After I was rough with that one koobish, all the others seemed to make a point of bumping into me.
“Anyways,” said J.Lo. “You will like this big-time.” He held up a springy set of plastic teeth, like a big hair clip. “Waveform device!”
“Waveform device!” I cheered as a koobish head-butted me.
“Yes!” said J.Lo.
“I don’t know what that is!” I said.
“Ah. Well. I made it fromto Mister M’Pillowclock’s microwave, and some other things. When I clamp it on to these tubes, I will be able to broadcast a message. Break into all the live video feeds, probablies. And send my message into everyBoov’s message box, alls at the same time.”
“Hm,” I said. Usually in stories when someone interrupts all the TV broadcasts it’s to threaten to poison the reservoir or something. “What are you going to tell everyone?”
“I’ll to explain about the antenna-farm mistake, and figuring out about cloning and teleporting, and sending the Gorg packing with all those cats. Captain Smek will not be able to silence me if everyone knows.”
So that’s what we did. The little liver-shaped box he’d been playing with had a tiny camera and a microphone, like a laptop. J.Lo clamped the waveform dealie on the cables, and suddenly there was his face on the TV. He flipped the channels and they all showed his face, plus the occasional koobish wandering through the background.

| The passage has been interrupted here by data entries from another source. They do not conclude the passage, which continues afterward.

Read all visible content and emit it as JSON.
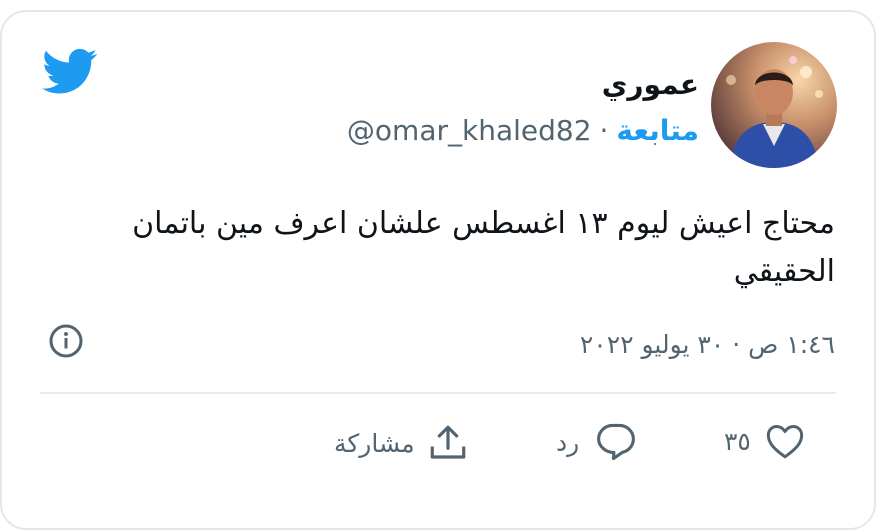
{
  "tweet": {
    "display_name": "عموري",
    "handle": "@omar_khaled82",
    "follow_label": "متابعة",
    "separator": "·",
    "text": "محتاج اعيش ليوم ١٣ اغسطس علشان اعرف مين باتمان الحقيقي",
    "timestamp": "١:٤٦ ص · ٣٠ يوليو ٢٠٢٢"
  },
  "actions": {
    "like_count": "٣٥",
    "reply_label": "رد",
    "share_label": "مشاركة"
  },
  "icons": {
    "brand": "twitter-bird-icon",
    "info": "info-icon",
    "like": "heart-icon",
    "reply": "speech-bubble-icon",
    "share": "share-upload-icon"
  },
  "colors": {
    "brand": "#1d9bf0",
    "secondary_text": "#536471",
    "primary_text": "#0f1419",
    "border": "#e1e8ed"
  }
}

And he told them his story. Our story. In his own language he told all of New Boovworld our story, and he even waved me over to share the camera with him. I think I mostly fidgeted and nodded from time to time. I didn’t know what to do with my hands. After a bit Bill flew into the frame and settled lightly on my head.

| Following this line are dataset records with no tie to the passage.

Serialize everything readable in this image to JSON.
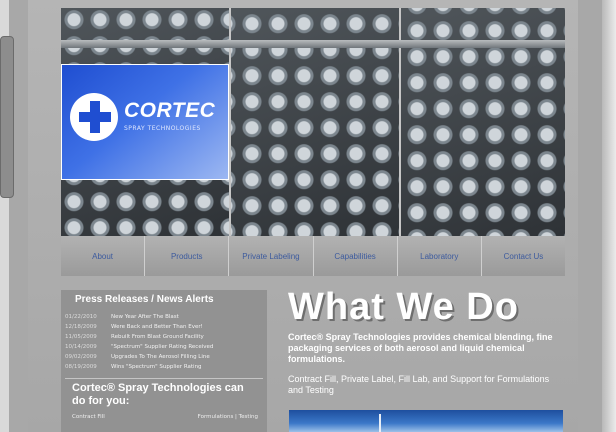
{
  "logo": {
    "name": "CORTEC",
    "tagline": "SPRAY TECHNOLOGIES"
  },
  "nav": {
    "items": [
      {
        "label": "About"
      },
      {
        "label": "Products"
      },
      {
        "label": "Private Labeling"
      },
      {
        "label": "Capabilities"
      },
      {
        "label": "Laboratory"
      },
      {
        "label": "Contact Us"
      }
    ]
  },
  "news": {
    "title": "Press Releases / News Alerts",
    "rows": [
      {
        "date": "01/22/2010",
        "text": "New Year After The Blast"
      },
      {
        "date": "12/18/2009",
        "text": "Were Back and Better Than Ever!"
      },
      {
        "date": "11/05/2009",
        "text": "Rebuilt From Blast Ground Facility"
      },
      {
        "date": "10/14/2009",
        "text": "\"Spectrum\" Supplier Rating Received"
      },
      {
        "date": "09/02/2009",
        "text": "Upgrades To The Aerosol Filling Line"
      },
      {
        "date": "08/19/2009",
        "text": "Wins \"Spectrum\" Supplier Rating"
      }
    ],
    "promo": "Cortec® Spray Technologies can do for you:",
    "promo_left": "Contract Fill",
    "promo_right": "Formulations | Testing"
  },
  "main": {
    "headline": "What We Do",
    "intro": "Cortec® Spray Technologies provides chemical blending, fine packaging services of both aerosol and liquid chemical formulations.",
    "services": "Contract Fill, Private Label, Fill Lab, and Support for Formulations and Testing"
  },
  "colors": {
    "page_background": "#a8a8a8",
    "logo_blue": "#1f4ed1",
    "nav_text": "#3d5b9e",
    "headline_text": "#ffffff"
  }
}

J.Lo was silent a moment. It made me uncomfortable, so I said, “Yeah,” and then a koobish ran into me.
“That is all,” J.Lo finished, and he unclipped the waveform device.
Immediately the television switched back to its regular programming. A Boov chef holding a knife and a fish said, “Are we back? What was that?”
In the bubble house I smiled at J.Lo. “You did really good,” I said.
“I sent it also to Tipmom’s e-mail,” he said, grinning. “It will take maybe an hour to get there, but—”
I leaned over and hugged him. The koobish came up from all sides and smooshed us.